Darkseid [sic] is not DC’s Apocalypse.  I understand the confusion – they’re both bald, gray-skinned, talkative megalomaniacs in blue armor who act almost exclusively through intermediaries while being capable of smashing tanks and spend all their time pursuing some sort of vaguely-defined scientific perfection.  But, for all his psychoses, Apocalypse is a pissy mutant with a god complex.  Darkseid is a god.

Good Darkseid stories are not about Darkseid punching people, because that’s not what he’s there to do.  There are a lot of villains that can punch people.  Darkseid is smarter, more merciless, more calculating, better equipped, and better prepared.  And he’s virtually invincible, practically immortal, and can atomize stuff by thinking about looking at it.  He’s supposed to be the sort of force of nature that can be checked, but not stopped, and slowing down his attempts to unlock a mathematical formula that accomplishes something a great deal like literal omnipotence – even if it’s kind of stupidly named (see also “Darkseid”) – is supposed to be a Big Victory for the heroes.  It’s like going the distance against Apollo Creed.  Wrecking the guy’s plan is spitting in the eye of the devil.

So let’s have a word about Justice League:  War.

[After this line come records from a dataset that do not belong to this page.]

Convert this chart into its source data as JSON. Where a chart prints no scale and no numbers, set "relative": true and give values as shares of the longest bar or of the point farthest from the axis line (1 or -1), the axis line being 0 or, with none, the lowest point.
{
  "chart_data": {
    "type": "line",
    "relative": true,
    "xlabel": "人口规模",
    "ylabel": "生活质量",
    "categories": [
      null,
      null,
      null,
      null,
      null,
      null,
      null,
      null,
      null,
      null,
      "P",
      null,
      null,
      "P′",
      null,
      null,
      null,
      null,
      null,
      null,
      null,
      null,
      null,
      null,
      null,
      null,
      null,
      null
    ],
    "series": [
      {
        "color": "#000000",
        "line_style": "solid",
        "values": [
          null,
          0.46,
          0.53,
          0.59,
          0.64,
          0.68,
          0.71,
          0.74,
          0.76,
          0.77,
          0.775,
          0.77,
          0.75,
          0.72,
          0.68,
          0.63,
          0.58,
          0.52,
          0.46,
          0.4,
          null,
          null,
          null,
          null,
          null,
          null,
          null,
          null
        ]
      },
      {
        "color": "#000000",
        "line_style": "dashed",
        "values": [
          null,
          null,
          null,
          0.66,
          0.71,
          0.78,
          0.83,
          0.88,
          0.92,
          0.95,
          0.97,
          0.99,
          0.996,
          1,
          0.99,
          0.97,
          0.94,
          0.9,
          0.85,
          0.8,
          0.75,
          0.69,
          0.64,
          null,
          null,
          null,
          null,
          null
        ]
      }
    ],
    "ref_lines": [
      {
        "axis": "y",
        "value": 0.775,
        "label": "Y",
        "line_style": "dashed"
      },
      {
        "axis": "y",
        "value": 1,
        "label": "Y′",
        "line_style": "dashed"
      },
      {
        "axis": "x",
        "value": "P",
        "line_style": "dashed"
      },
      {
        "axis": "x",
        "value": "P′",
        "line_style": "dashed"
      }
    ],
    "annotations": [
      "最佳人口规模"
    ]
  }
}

War is based on the New 52 Justice League, and follows a planetary invasion of Earth by Apokolips [sic], the arrival of Darkseid, the formation of the Justice League, the defeat of Darkseid, and the repulsion of Apokolips by Earth in like an hour of movie time.  It’s not… bad, really, but it’s really fast, relies on some unfortunate characterizations, and more or less uses Darkseid as That Guy Who Shoots Lasers.  It’s weird (and maybe a little sad) that the Superman adventure show intended for children handled Darkseid better, but it kind of did.